PM : Ce n’est pas une école, c’est une compagnie. Hofesh l, c’est la compagnie et Hofesh ll, c’est une compagnie d’insertion, avec des 18 à 25 ans choisis sur audition. À la dernière, il y avait 1 200 jeunes pour huit places. À partir d’extraits d’œuvres, ces huit jeunes créent une pièce et, tout de suite, entrent dans la vie active. Il a une tournée de dix-huit mois dans toute l’Europe. Hofesh II, c’est vraiment de l’insertion d’interprètes. Et ce qu’on souhaite, c’est avoir les deux entrées : créateur chorégraphe, c’est le choix du master ; interprète, c’est Hofesh ll. Évidemment, pas besoin d’expliquer tous les croisements qu’il peut y avoir entre ceux qui veulent être interprète et ceux qui veulent être chorégraphe. Et puis… je n’ai pas du tout l’obsession des cabarets, mais pour répondre quand même à ces nouvelles expressions du clubbing, à toutes ces danses urbaines, y compris aussi les danses traditionnelles occitanes – Il y a beaucoup de gens aujourd’hui qui créent des formes nouvelles à partir de répertoires anciens, c’est très intéressant –, il faut que ces personnes-là, autodidactes, puissent avoir accès soit aux universités, soit à des formations importantes. Ce sera une troisième formation qui s’appellera Boost, où les critères d’entrée seront plutôt des critères sociaux et de motivation. Et ça, ça nous intéresse beaucoup. D’une manière générale, on n’innove pas pour innover. Notre souci, ce n’est pas l’innovation.
L’exhortation à l’innovation, Olivier Sacomano et Nathalie Garaud, codirecteurs du Théâtre des 13 vents, lui ont fait un sort dans leur dernier spectacle. Pierre, vous voulez intervenir ?

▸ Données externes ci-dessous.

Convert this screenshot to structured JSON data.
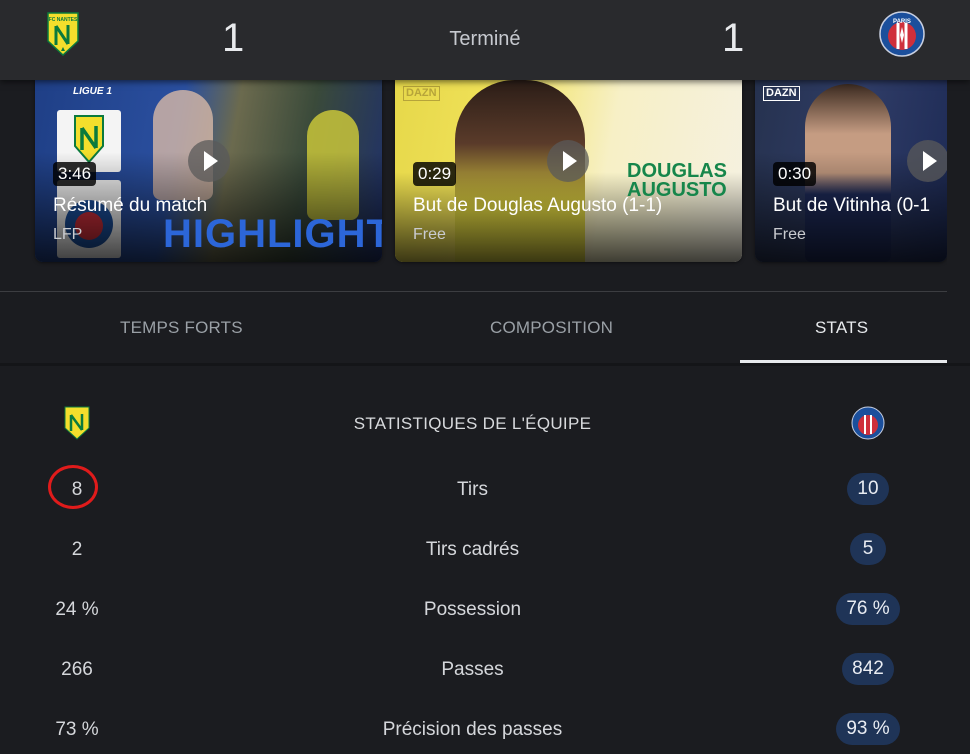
{
  "header": {
    "home_score": "1",
    "away_score": "1",
    "status": "Terminé",
    "home_logo": "fc-nantes-crest-icon",
    "away_logo": "paris-saint-germain-crest-icon",
    "home_logo_text": "FC NANTES",
    "away_logo_text": "PARIS"
  },
  "videos": [
    {
      "duration": "3:46",
      "title": "Résumé du match",
      "source": "LFP",
      "overlay_text": "HIGHLIGHTS",
      "badge": "LIGUE 1"
    },
    {
      "duration": "0:29",
      "title": "But de Douglas Augusto (1-1)",
      "source": "Free",
      "overlay_text_1": "DOUGLAS",
      "overlay_text_2": "AUGUSTO",
      "badge": "DAZN"
    },
    {
      "duration": "0:30",
      "title": "But de Vitinha (0-1",
      "source": "Free",
      "badge": "DAZN"
    }
  ],
  "tabs": [
    {
      "label": "TEMPS FORTS"
    },
    {
      "label": "COMPOSITION"
    },
    {
      "label": "STATS",
      "active": true
    }
  ],
  "stats": {
    "title": "STATISTIQUES DE L'ÉQUIPE",
    "rows": [
      {
        "label": "Tirs",
        "home": "8",
        "away": "10"
      },
      {
        "label": "Tirs cadrés",
        "home": "2",
        "away": "5"
      },
      {
        "label": "Possession",
        "home": "24 %",
        "away": "76 %"
      },
      {
        "label": "Passes",
        "home": "266",
        "away": "842"
      },
      {
        "label": "Précision des passes",
        "home": "73 %",
        "away": "93 %"
      }
    ]
  },
  "colors": {
    "background": "#1b1c20",
    "header": "#292a2d",
    "away_pill": "#1f3457",
    "highlight_ring": "#e01b1b",
    "nantes_yellow": "#f3de2c",
    "psg_blue": "#1b4f9c"
  }
}
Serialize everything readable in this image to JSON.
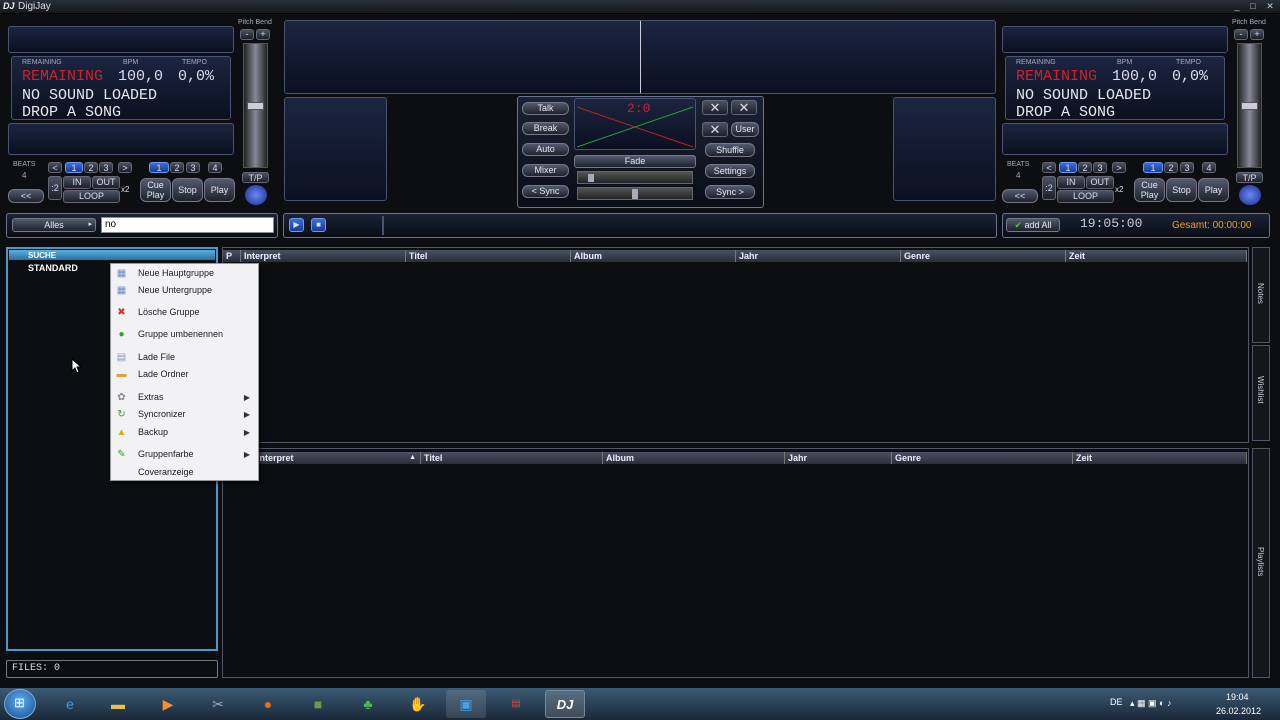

Pierre Martinez : Oui, sur un point de vue plus institutionnel. On évoquait la création/fusion de ces deux structures qu’étaient le CCN et Montpellier Danse. Effectivement, là, il y a une part d’innovation. Et, je pense que ça va être très observé, parce qu’on verra peut-être comment modéliser des fonctionnements qui permettent une meilleure efficacité. Mais c’est vrai que l’intégration de toutes les missions qui sont couvertes par ce nouvel établissement, les liens qu’on tisse entre ces différentes missions créent des synergies et permettent un effet structurant à l’échelle, par exemple, du territoire. On sait bien qu’il y a une grande demande sur le territoire. Le territoire est extrêmement riche. Il a une grande histoire. Et là aussi, en revenant à ce que vous disiez au début, notre souci, ce n’est pas d’être en rupture.
À propos de structure, l’Agora de la danse, paradoxalement, n’est pas un lieu franchement ouvert. Ce fut un cloître, une prison, notamment de la gestapo, une caserne et, pour couronner le tout, des grilles ont été dressées autour pour en exclure les indésirables, après la mort d’un SDF sur le parvis du centre chorégraphique. Qu’allez-vous faire pour ouvrir enfin ce lieu ? Allez-vous faire retirer cette grille, déjà ?
DH : Ce qu’on peut dire, c’est qu’il faut du temps pour faire ça. L’idée, et c’est certain qu’on va y arriver, c’est que l’Agora puisse devenir un lieu de vie. Pour les danseurs, bien sûr, pour qu’ils puissent avoir un lieu de pratique assez informel. Nous sommes en train d’étudier à la fois la sécurité, les bons horaires, la bonne période dans l’année, pour que ça puisse être à la fois un lieu où les gens viennent se promener et qu’il puisse aussi y avoir des danseurs qui pratiquent, qu’ils se rencontrent. Notre envie, c’est de retrouver la philosophie de l’Agora, c’est-à-dire de fédérer des sensibilités différentes, des gens qui discutent entre eux, donc, si on reprend le mot… On verra si on arrive à enlever la grille, et quand. C’est notre envie … et ça va se faire.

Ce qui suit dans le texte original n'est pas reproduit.